As most of you know, I don’t work in IT – I just write about it. I do try to look out for trends, so when I kept seeing this word, Hadoop, popping into my Google Alerts, I thought I’d better pay attention.
According to a recent survey from TDWI, overall Hadoop adoption by enterprises is on the rise, with 60 percent of respondents planning on having Hadoop clusters in production by the first quarter of 2016. But what exactly is Hadoop and what can it do for us?
Forrester analyst Mike Gualtieri offered a “Hadoop for Dummies” (otherwise known as regular business people) tutorial on the firm’s blog last summer. Here’s how he explained the technology:
Hadoop is an open source project that offers a platform to store and manage big data. There are two important things to understand about it. The first is how Hadoop stores files, and the second is how it processes data.
Hadoop’s storage capabilities are extremely powerful. Using it, an organization can store very large files and a great number of files. No longer are companies encumbered by the storage limits of a particular node or server.
Hadoop also has a cool framework for processing data called MapReduce. Moving data over a network can be painfully slow because files are so large, so MapReduce splits the data sets into smaller, independent chunks that are processed in a parallel manner – thus speeding up processing time.
How Hadoop is Conquering the Enterprise
As an open source technology that got its start in digital organizations, Hadoop’s challenge now is to scale to a variety of industries and types of companies, and to successfully integrate with more traditional IT platforms. As it expands across the enterprise and its ownership moves back and forth from citizen developers to central IT, run of the mill IT professionals have to become data architects, analysts, and scientists.
If the TDWI survey is any indication, Hadoop is not only meeting this challenge, but proving essential. “Hadoop for the enterprise is driven by several rising needs,” said Philip Russom in a 2015 TDWI white paper. “On a technology level, organizations need data platforms to handle exploding data volumes. They also need a scalable extension for existing IT systems in warehousing, archiving, and content management. On a business level, everyone wants to get business value and other organizational advantages out of big data instead of merely managing it as a cost center.”
And Hadoop has another trick up its sleeve – analytics. “Hadoop is not just a storage platform for big data: it’s also a computational platform for business analytics,” said Russom. “This makes Hadoop ideal for firms that wish to compete on analytics, as well as retain customers, grow accounts, and improve operational excellence.”
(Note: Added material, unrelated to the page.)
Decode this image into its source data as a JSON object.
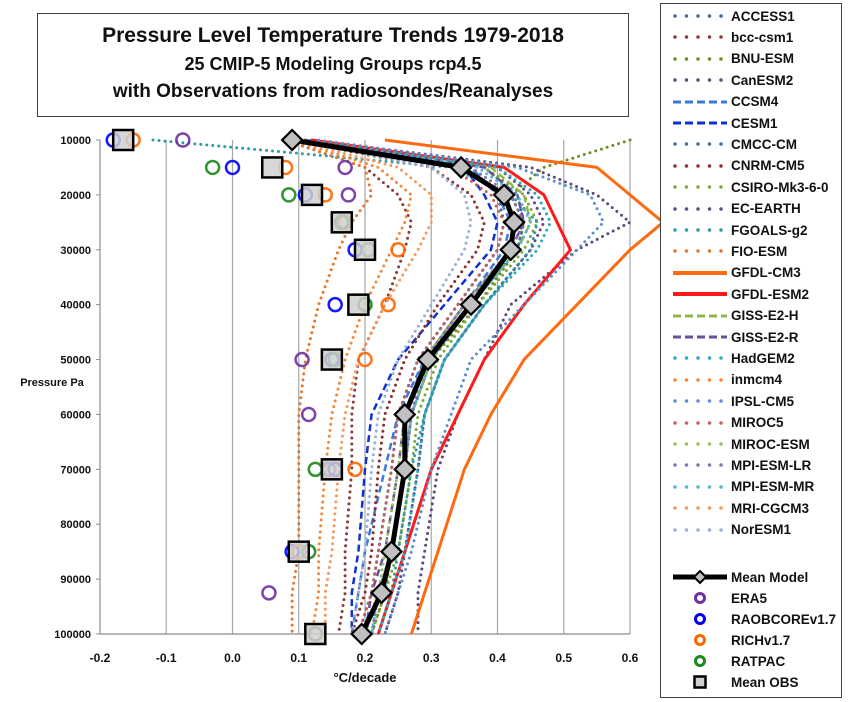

Then there's companies like Cloudera that have built a data management and analytics platform on Apache Hadoop and the latest open source technologies. Operations departments are using it to create an enterprise data "hub" to deploy a single analytic data management platform that handles a variety of data to ensure optimal service and product delivery.
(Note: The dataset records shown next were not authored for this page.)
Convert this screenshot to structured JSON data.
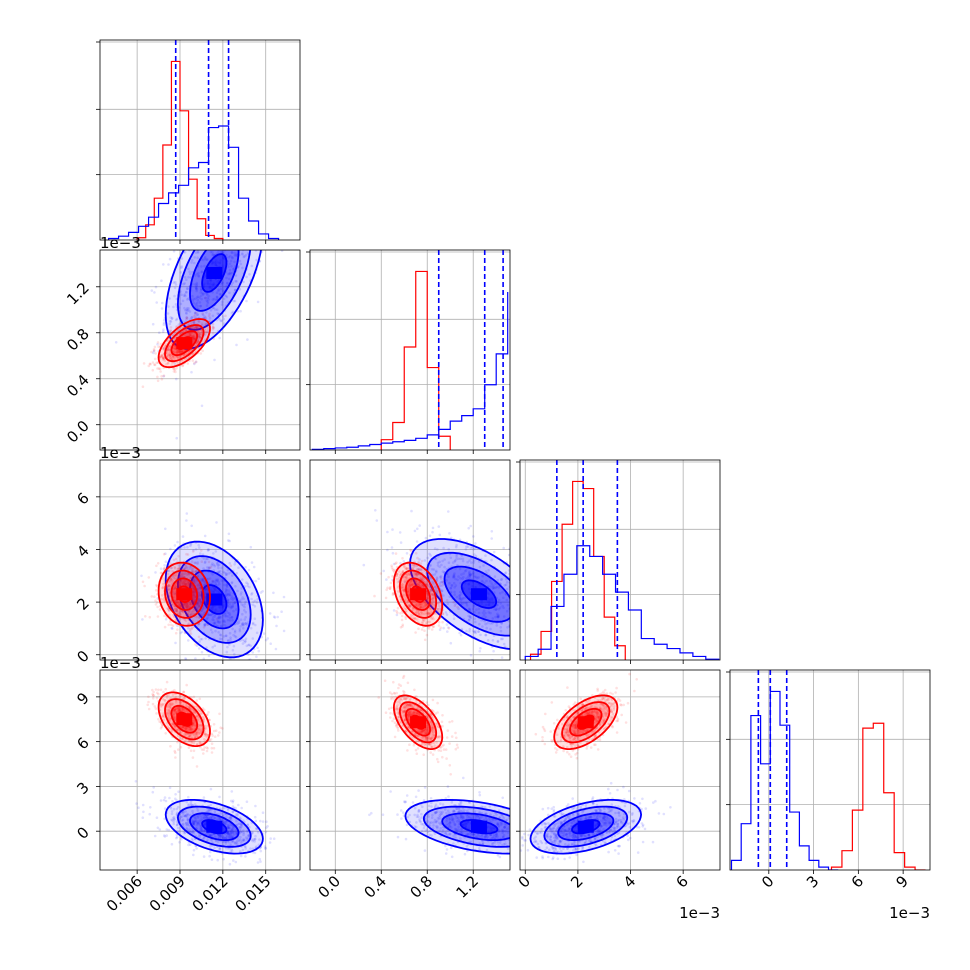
{
  "chart_data": {
    "type": "corner",
    "colors": {
      "blue": "#0000ff",
      "red": "#ff0000",
      "grid": "#b0b0b0"
    },
    "series": [
      {
        "name": "blue",
        "color": "#0000ff"
      },
      {
        "name": "red",
        "color": "#ff0000"
      }
    ],
    "params": [
      {
        "id": "p0",
        "range": [
          0.0034,
          0.0174
        ],
        "ticks": [
          0.006,
          0.009,
          0.012,
          0.015
        ],
        "tick_labels": [
          "0.006",
          "0.009",
          "0.012",
          "0.015"
        ],
        "offset": ""
      },
      {
        "id": "p1",
        "range": [
          -0.00022,
          0.00152
        ],
        "ticks": [
          0.0,
          0.0004,
          0.0008,
          0.0012
        ],
        "tick_labels": [
          "0.0",
          "0.4",
          "0.8",
          "1.2"
        ],
        "offset": "1e−3"
      },
      {
        "id": "p2",
        "range": [
          -0.0002,
          0.0074
        ],
        "ticks": [
          0.0,
          0.002,
          0.004,
          0.006
        ],
        "tick_labels": [
          "0",
          "2",
          "4",
          "6"
        ],
        "offset": "1e−3"
      },
      {
        "id": "p3",
        "range": [
          -0.0026,
          0.0108
        ],
        "ticks": [
          0.0,
          0.003,
          0.006,
          0.009
        ],
        "tick_labels": [
          "0",
          "3",
          "6",
          "9"
        ],
        "offset": "1e−3"
      }
    ],
    "histograms": [
      {
        "param": "p0",
        "quantiles_blue": [
          0.0087,
          0.011,
          0.0124
        ],
        "blue": {
          "bins": [
            0.004,
            0.0047,
            0.0054,
            0.0061,
            0.0068,
            0.0075,
            0.0082,
            0.0089,
            0.0096,
            0.0103,
            0.011,
            0.0117,
            0.0124,
            0.0131,
            0.0138,
            0.0145,
            0.0152,
            0.0159
          ],
          "counts": [
            2,
            5,
            10,
            18,
            30,
            48,
            62,
            72,
            95,
            102,
            148,
            150,
            122,
            55,
            25,
            8,
            2
          ]
        },
        "red": {
          "bins": [
            0.006,
            0.0066,
            0.0072,
            0.0078,
            0.0084,
            0.009,
            0.0096,
            0.0102,
            0.0108,
            0.0114,
            0.012
          ],
          "counts": [
            3,
            20,
            55,
            125,
            235,
            170,
            80,
            28,
            6,
            2
          ]
        }
      },
      {
        "param": "p1",
        "quantiles_blue": [
          0.0009,
          0.0013,
          0.00146
        ],
        "blue": {
          "bins": [
            -0.0002,
            -0.0001,
            0.0,
            0.0001,
            0.0002,
            0.0003,
            0.0004,
            0.0005,
            0.0006,
            0.0007,
            0.0008,
            0.0009,
            0.001,
            0.0011,
            0.0012,
            0.0013,
            0.0014,
            0.0015
          ],
          "counts": [
            1,
            2,
            3,
            4,
            6,
            8,
            10,
            12,
            14,
            17,
            22,
            30,
            42,
            50,
            60,
            95,
            140,
            230
          ]
        },
        "red": {
          "bins": [
            0.0004,
            0.0005,
            0.0006,
            0.0007,
            0.0008,
            0.0009,
            0.001
          ],
          "counts": [
            15,
            40,
            150,
            260,
            120,
            20
          ]
        }
      },
      {
        "param": "p2",
        "quantiles_blue": [
          0.0012,
          0.0022,
          0.0035
        ],
        "blue": {
          "bins": [
            0.0,
            0.00049,
            0.00098,
            0.00147,
            0.00196,
            0.00245,
            0.00294,
            0.00343,
            0.00392,
            0.00441,
            0.0049,
            0.00539,
            0.00588,
            0.00637,
            0.00686,
            0.00735
          ],
          "counts": [
            5,
            15,
            75,
            120,
            160,
            145,
            120,
            95,
            70,
            30,
            22,
            16,
            10,
            5,
            1
          ]
        },
        "red": {
          "bins": [
            0.0002,
            0.0006,
            0.001,
            0.0014,
            0.0018,
            0.0022,
            0.0026,
            0.003,
            0.0034,
            0.0038
          ],
          "counts": [
            8,
            40,
            110,
            190,
            250,
            240,
            145,
            60,
            20
          ]
        }
      },
      {
        "param": "p3",
        "quantiles_blue": [
          -0.0007,
          0.0001,
          0.0012
        ],
        "blue": {
          "bins": [
            -0.0025,
            -0.00185,
            -0.0012,
            -0.00055,
            0.0001,
            0.00075,
            0.0014,
            0.00205,
            0.0027,
            0.00335,
            0.004,
            0.00465
          ],
          "counts": [
            10,
            48,
            160,
            110,
            185,
            150,
            60,
            25,
            10,
            3,
            0
          ]
        },
        "red": {
          "bins": [
            0.0042,
            0.0049,
            0.0056,
            0.0063,
            0.007,
            0.0077,
            0.0084,
            0.0091,
            0.0098,
            0.0105
          ],
          "counts": [
            3,
            20,
            62,
            147,
            152,
            80,
            18,
            3,
            0
          ]
        }
      }
    ],
    "pairs": [
      {
        "x": "p0",
        "y": "p1",
        "blue_mean": [
          0.0114,
          0.00132
        ],
        "blue_sd": [
          0.0017,
          0.00033
        ],
        "blue_rho": 0.55,
        "red_mean": [
          0.0093,
          0.00071
        ],
        "red_sd": [
          0.0009,
          0.000105
        ],
        "red_rho": 0.6
      },
      {
        "x": "p0",
        "y": "p2",
        "blue_mean": [
          0.0114,
          0.0021
        ],
        "blue_sd": [
          0.0017,
          0.0011
        ],
        "blue_rho": -0.35,
        "red_mean": [
          0.0093,
          0.0023
        ],
        "red_sd": [
          0.0009,
          0.0006
        ],
        "red_rho": -0.1
      },
      {
        "x": "p1",
        "y": "p2",
        "blue_mean": [
          0.00125,
          0.0023
        ],
        "blue_sd": [
          0.0003,
          0.00105
        ],
        "blue_rho": -0.55,
        "red_mean": [
          0.00072,
          0.0023
        ],
        "red_sd": [
          0.000105,
          0.0006
        ],
        "red_rho": -0.35
      },
      {
        "x": "p0",
        "y": "p3",
        "blue_mean": [
          0.0114,
          0.0003
        ],
        "blue_sd": [
          0.0017,
          0.0009
        ],
        "blue_rho": -0.45,
        "red_mean": [
          0.0093,
          0.0075
        ],
        "red_sd": [
          0.0009,
          0.0009
        ],
        "red_rho": -0.45
      },
      {
        "x": "p1",
        "y": "p3",
        "blue_mean": [
          0.00125,
          0.0003
        ],
        "blue_sd": [
          0.00032,
          0.0009
        ],
        "blue_rho": -0.4,
        "red_mean": [
          0.00072,
          0.0073
        ],
        "red_sd": [
          0.000105,
          0.0009
        ],
        "red_rho": -0.55
      },
      {
        "x": "p2",
        "y": "p3",
        "blue_mean": [
          0.0023,
          0.0003
        ],
        "blue_sd": [
          0.00105,
          0.0009
        ],
        "blue_rho": 0.45,
        "red_mean": [
          0.0023,
          0.0073
        ],
        "red_sd": [
          0.0006,
          0.0009
        ],
        "red_rho": 0.55
      }
    ],
    "contour_levels_sigma": [
      0.5,
      1.0,
      1.5,
      2.0
    ],
    "grid": true,
    "title": "",
    "xlabel": "",
    "ylabel": ""
  }
}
But What Was That MapReduce Thing Again?
Hadoop may provide improvements to data warehousing, data scalability, and analytics – and 89 percent of the TDWI respondents consider it a major opportunity for innovation. But getting into the weeds on planet Hadoop can be complex. So how do you sell an implementation to executives and non-IT colleagues?
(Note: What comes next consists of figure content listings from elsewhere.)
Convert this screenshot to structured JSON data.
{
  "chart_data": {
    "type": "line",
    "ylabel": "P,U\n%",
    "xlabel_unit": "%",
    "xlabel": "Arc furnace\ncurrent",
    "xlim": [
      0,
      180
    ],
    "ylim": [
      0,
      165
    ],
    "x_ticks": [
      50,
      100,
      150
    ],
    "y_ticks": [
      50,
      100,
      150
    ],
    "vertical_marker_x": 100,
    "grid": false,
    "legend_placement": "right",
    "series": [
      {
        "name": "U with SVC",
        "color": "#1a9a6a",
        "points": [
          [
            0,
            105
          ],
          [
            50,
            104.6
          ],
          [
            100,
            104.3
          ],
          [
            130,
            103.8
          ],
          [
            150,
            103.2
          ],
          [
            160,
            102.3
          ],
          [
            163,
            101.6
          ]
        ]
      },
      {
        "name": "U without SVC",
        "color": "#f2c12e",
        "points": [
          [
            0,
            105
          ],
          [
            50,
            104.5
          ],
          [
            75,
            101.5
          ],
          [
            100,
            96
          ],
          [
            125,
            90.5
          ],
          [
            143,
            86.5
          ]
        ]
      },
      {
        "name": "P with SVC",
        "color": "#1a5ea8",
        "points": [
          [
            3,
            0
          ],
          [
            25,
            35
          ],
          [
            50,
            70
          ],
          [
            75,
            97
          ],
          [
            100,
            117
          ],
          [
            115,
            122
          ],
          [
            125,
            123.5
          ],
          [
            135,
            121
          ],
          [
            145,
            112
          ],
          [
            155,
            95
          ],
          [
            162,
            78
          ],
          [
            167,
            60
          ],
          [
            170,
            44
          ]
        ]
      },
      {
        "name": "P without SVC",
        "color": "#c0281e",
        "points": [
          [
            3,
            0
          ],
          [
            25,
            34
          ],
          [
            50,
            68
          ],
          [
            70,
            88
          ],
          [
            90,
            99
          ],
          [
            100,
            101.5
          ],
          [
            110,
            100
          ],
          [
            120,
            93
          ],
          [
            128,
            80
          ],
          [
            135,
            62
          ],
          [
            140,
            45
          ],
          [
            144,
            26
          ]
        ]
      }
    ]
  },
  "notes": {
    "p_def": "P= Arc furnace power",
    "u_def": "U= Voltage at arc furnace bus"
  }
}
The answer is to simplify. "Mainstream business users don't need to know how Hadoop works," Forrester’s Gualtieri told InformationWeek. "But they do need to understand that the constraints they once had on storing and processing data are removed when Hadoop is installed. The business can start thinking big again when it comes to data.”
This may be true, but even when it’s well understood, Hadoop isn’t perfect. The TDWI survey cites several barriers to successful implementation, including inadequate technical skills, weak business support, security issues, and weak open source tools.
Hadoop’s Future Promise
By the end of this year, the open source community will be even further along in its ability to offer best practices for enterprise Hadoop. As clusters move to the cloud, the leading use cases will likely be enterprise data hubs, archives, and business intelligence/data warehousing. And half of the TDWI survey respondents expect to improve existing Hadoop clusters by integrating them with data quality and data management tools.
Do you have experience with Hadoop? Has the platform been everything you hoped it would be?